This is a question that does not get asked enough. Most teams that adopt Azure Security Tools spend the first few months chasing their secure score in Microsoft Defender for Cloud. The score goes up, the dashboard looks cleaner, and leadership sees a number trending in the right direction. But a higher secure score does not automatically mean your environment is more secure.
Here is where the disconnect happens. Azure Security Tools surface recommendations based on best practice benchmarks. Some of those recommendations are high impact, like enabling MFA on privileged accounts or restricting public access to storage blobs. Others are low impact configurations that Microsoft flags but that carry minimal real-world risk in your specific environment. When teams treat every recommendation equally just to move the score, they end up spending time on low-value fixes while genuinely risky misconfigurations stay open longer.
The more useful question to ask your team is which Azure Security Tools findings map to your actual threat model.
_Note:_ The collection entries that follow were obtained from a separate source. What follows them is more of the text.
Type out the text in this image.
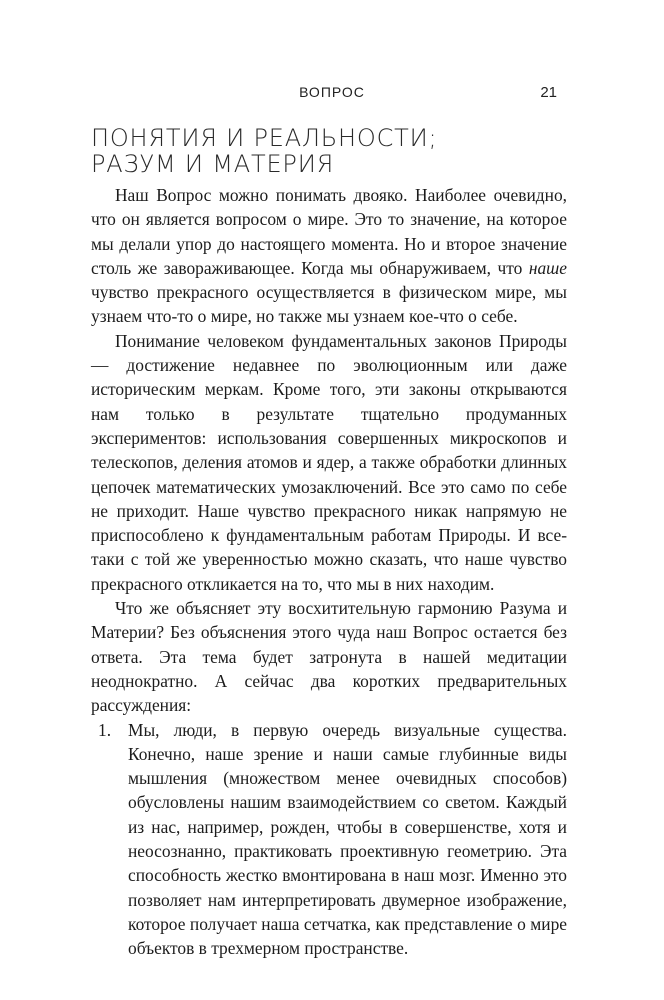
ВОПРОС	21
ПОНЯТИЯ И РЕАЛЬНОСТИ;
РАЗУМ И МАТЕРИЯ

Наш Вопрос можно понимать двояко. Наиболее очевидно, что он является вопросом о мире. Это то значение, на которое мы делали упор до настоящего момента. Но и второе значение столь же завораживающее. Когда мы обнаруживаем, что наше чувство прекрасного осуществляется в физическом мире, мы узнаем что-то о мире, но также мы узнаем кое-что о себе.

Понимание человеком фундаментальных законов Природы — достижение недавнее по эволюционным или даже историческим меркам. Кроме того, эти законы открываются нам только в результате тщательно продуманных экспериментов: использования совершенных микроскопов и телескопов, деления атомов и ядер, а также обработки длинных цепочек математических умозаключений. Все это само по себе не приходит. Наше чувство прекрасного никак напрямую не приспособлено к фундаментальным работам Природы. И все-таки с той же уверенностью можно сказать, что наше чувство прекрасного откликается на то, что мы в них находим.

Что же объясняет эту восхитительную гармонию Разума и Материи? Без объяснения этого чуда наш Вопрос остается без ответа. Эта тема будет затронута в нашей медитации неоднократно. А сейчас два коротких предварительных рассуждения:

1. Мы, люди, в первую очередь визуальные существа. Конечно, наше зрение и наши самые глубинные виды мышления (множеством менее очевидных способов) обусловлены нашим взаимодействием со светом. Каждый из нас, например, рожден, чтобы в совершенстве, хотя и неосознанно, практиковать проективную геометрию. Эта способность жестко вмонтирована в наш мозг. Именно это позволяет нам интерпретировать двумерное изображение, которое получает наша сетчатка, как представление о мире объектов в трехмерном пространстве.
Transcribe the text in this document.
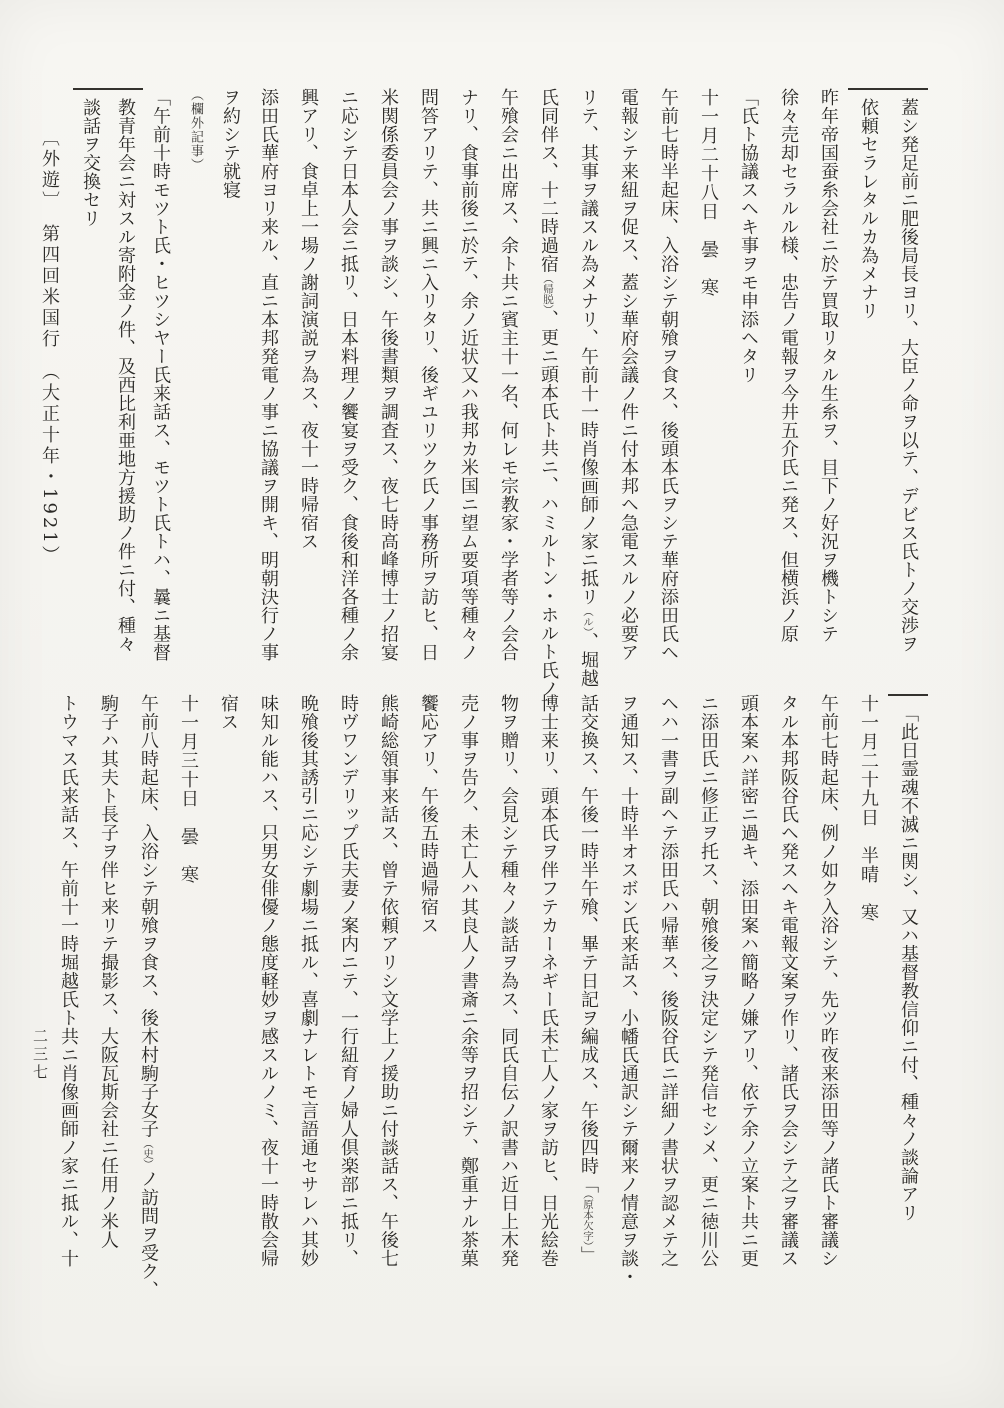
蓋シ発足前ニ肥後局長ヨリ、大臣ノ命ヲ以テ、デビス氏トノ交渉ヲ

依頼セラレタルカ為メナリ

昨年帝国蚕糸会社ニ於テ買取リタル生糸ヲ、目下ノ好況ヲ機トシテ

徐々売却セラルル様、忠告ノ電報ヲ今井五介氏ニ発ス、但横浜ノ原

「氏ト協議スヘキ事ヲモ申添ヘタリ

十一月二十八日　曇　寒

午前七時半起床、入浴シテ朝飱ヲ食ス、後頭本氏ヲシテ華府添田氏ヘ

電報シテ来紐ヲ促ス、蓋シ華府会議ノ件ニ付本邦ヘ急電スルノ必要ア

リテ、其事ヲ議スル為メナリ、午前十一時肖像画師ノ家ニ抵リ（ル）、堀越

氏同伴ス、十二時過宿（帰脱）、更ニ頭本氏ト共ニ、ハミルトン・ホルト氏ノ

午飱会ニ出席ス、余ト共ニ賓主十一名、何レモ宗教家・学者等ノ会合

ナリ、食事前後ニ於テ、余ノ近状又ハ我邦カ米国ニ望ム要項等種々ノ

問答アリテ、共ニ興ニ入リタリ、後ギユリツク氏ノ事務所ヲ訪ヒ、日

米関係委員会ノ事ヲ談シ、午後書類ヲ調査ス、夜七時高峰博士ノ招宴

ニ応シテ日本人会ニ抵リ、日本料理ノ饗宴ヲ受ク、食後和洋各種ノ余

興アリ、食卓上一場ノ謝詞演説ヲ為ス、夜十一時帰宿ス

添田氏華府ヨリ来ル、直ニ本邦発電ノ事ニ協議ヲ開キ、明朝決行ノ事

ヲ約シテ就寝

（欄外記事）

「午前十時モツト氏・ヒツシヤー氏来話ス、モツト氏トハ、曩ニ基督

教青年会ニ対スル寄附金ノ件、及西比利亜地方援助ノ件ニ付、種々

談話ヲ交換セリ

「此日霊魂不滅ニ関シ、又ハ基督教信仰ニ付、種々ノ談論アリ

十一月二十九日　半晴　寒

午前七時起床、例ノ如ク入浴シテ、先ツ昨夜来添田等ノ諸氏ト審議シ

タル本邦阪谷氏ヘ発スヘキ電報文案ヲ作リ、諸氏ヲ会シテ之ヲ審議ス

頭本案ハ詳密ニ過キ、添田案ハ簡略ノ嫌アリ、依テ余ノ立案ト共ニ更

ニ添田氏ニ修正ヲ托ス、朝飱後之ヲ決定シテ発信セシメ、更ニ徳川公

ヘハ一書ヲ副ヘテ添田氏ハ帰華ス、後阪谷氏ニ詳細ノ書状ヲ認メテ之

ヲ通知ス、十時半オスボン氏来話ス、小幡氏通訳シテ爾来ノ情意ヲ談・

話交換ス、午後一時半午飱、畢テ日記ヲ編成ス、午後四時「（原本欠字）」

博士来リ、頭本氏ヲ伴フテカーネギー氏未亡人ノ家ヲ訪ヒ、日光絵巻

物ヲ贈リ、会見シテ種々ノ談話ヲ為ス、同氏自伝ノ訳書ハ近日上木発

売ノ事ヲ告ク、未亡人ハ其良人ノ書斎ニ余等ヲ招シテ、鄭重ナル茶菓

饗応アリ、午後五時過帰宿ス

熊崎総領事来話ス、曾テ依頼アリシ文学上ノ援助ニ付談話ス、午後七

時ヴワンデリップ氏夫妻ノ案内ニテ、一行紐育ノ婦人倶楽部ニ抵リ、

晩飱後其誘引ニ応シテ劇場ニ抵ル、喜劇ナレトモ言語通セサレハ其妙

味知ル能ハス、只男女俳優ノ態度軽妙ヲ感スルノミ、夜十一時散会帰

宿ス

十一月三十日　曇　寒

午前八時起床、入浴シテ朝飱ヲ食ス、後木村駒子女子（史）ノ訪問ヲ受ク、

駒子ハ其夫ト長子ヲ伴ヒ来リテ撮影ス、大阪瓦斯会社ニ任用ノ米人

トウマス氏来話ス、午前十一時堀越氏ト共ニ肖像画師ノ家ニ抵ル、十

〔外遊〕　第四回米国行　（大正十年・1921）
二三七
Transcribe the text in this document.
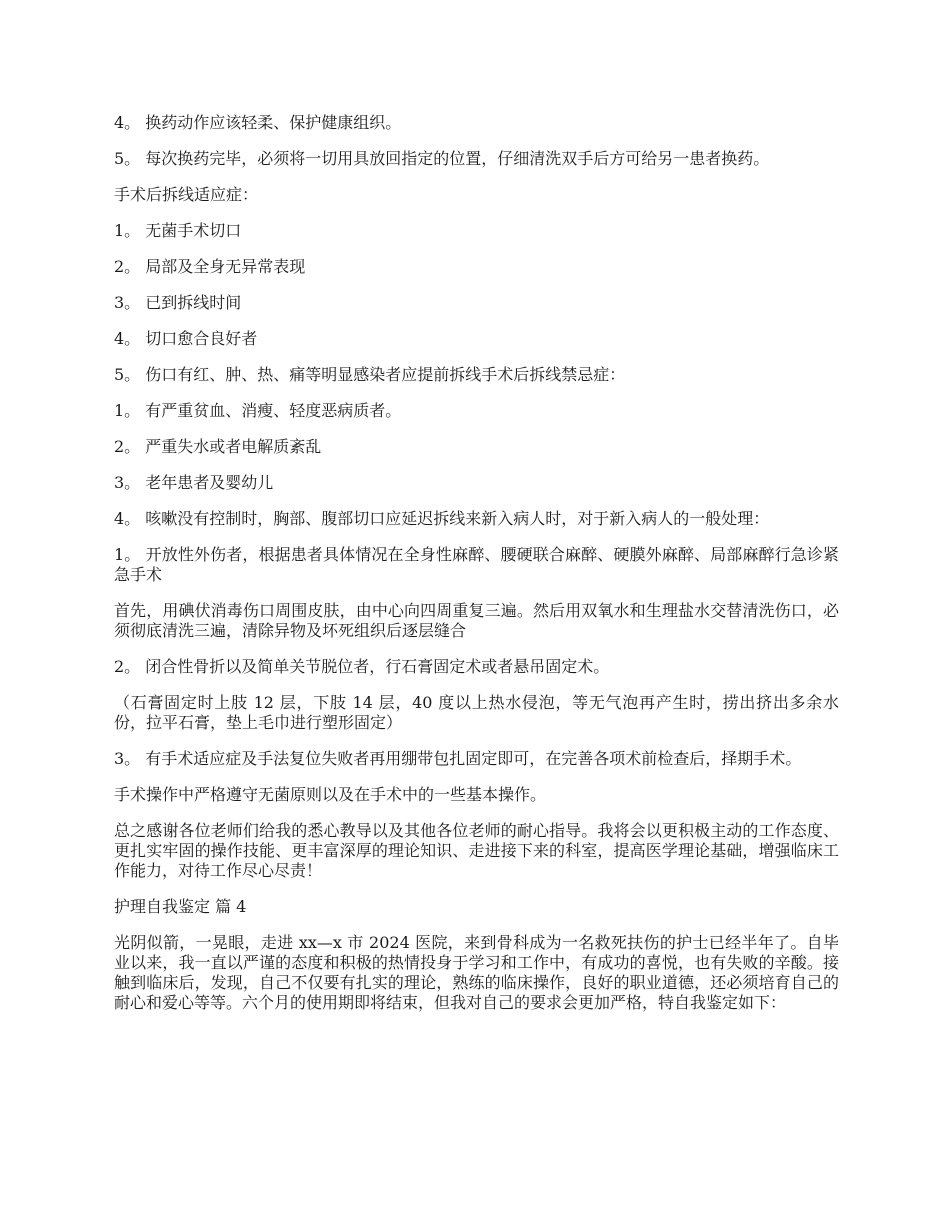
4。 换药动作应该轻柔、保护健康组织。

5。 每次换药完毕，必须将一切用具放回指定的位置，仔细清洗双手后方可给另一患者换药。

手术后拆线适应症：

1。 无菌手术切口

2。 局部及全身无异常表现

3。 已到拆线时间

4。 切口愈合良好者

5。 伤口有红、肿、热、痛等明显感染者应提前拆线手术后拆线禁忌症：

1。 有严重贫血、消瘦、轻度恶病质者。

2。 严重失水或者电解质紊乱

3。 老年患者及婴幼儿

4。 咳嗽没有控制时，胸部、腹部切口应延迟拆线来新入病人时，对于新入病人的一般处理：

1。 开放性外伤者，根据患者具体情况在全身性麻醉、腰硬联合麻醉、硬膜外麻醉、局部麻醉行急诊紧急手术

首先，用碘伏消毒伤口周围皮肤，由中心向四周重复三遍。然后用双氧水和生理盐水交替清洗伤口，必须彻底清洗三遍，清除异物及坏死组织后逐层缝合

2。 闭合性骨折以及简单关节脱位者，行石膏固定术或者悬吊固定术。

（石膏固定时上肢 12 层，下肢 14 层，40 度以上热水侵泡，等无气泡再产生时，捞出挤出多余水份，拉平石膏，垫上毛巾进行塑形固定）

3。 有手术适应症及手法复位失败者再用绷带包扎固定即可，在完善各项术前检查后，择期手术。

手术操作中严格遵守无菌原则以及在手术中的一些基本操作。

总之感谢各位老师们给我的悉心教导以及其他各位老师的耐心指导。我将会以更积极主动的工作态度、更扎实牢固的操作技能、更丰富深厚的理论知识、走进接下来的科室，提高医学理论基础，增强临床工作能力，对待工作尽心尽责！

护理自我鉴定 篇 4

光阴似箭，一晃眼，走进 xx—x 市 2024 医院，来到骨科成为一名救死扶伤的护士已经半年了。自毕业以来，我一直以严谨的态度和积极的热情投身于学习和工作中，有成功的喜悦，也有失败的辛酸。接触到临床后，发现，自己不仅要有扎实的理论，熟练的临床操作，良好的职业道德，还必须培育自己的耐心和爱心等等。六个月的使用期即将结束，但我对自己的要求会更加严格，特自我鉴定如下：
If your biggest risk is unauthorized data access, your priority list looks different from a team whose biggest risk is lateral movement after an initial compromise. Azure Security Tools give you a broad view, but your team has to apply context to that view.
There is also the question of ownership. Microsoft Defender for Cloud, Microsoft Sentinel, and Azure Policy each produce different types of output. Defender for Cloud gives you posture recommendations. Sentinel gives you threat detection alerts. Azure Policy flags configuration drift. In many organizations, no single team owns all three. Infrastructure teams handle policy and posture. Security operations handles Sentinel alerts. The result is that findings fall between the gaps because nobody has clear accountability for the full picture.
Cost is a real factor too. Defender for Cloud plans vary in price depending on the resource types you enable them on. Teams that enable every plan across every subscription without a prioritization strategy end up with large bills and more data than they can process. A more effective approach is to enable enhanced protection on your highest-risk resources first, measure the signal quality, and expand from there.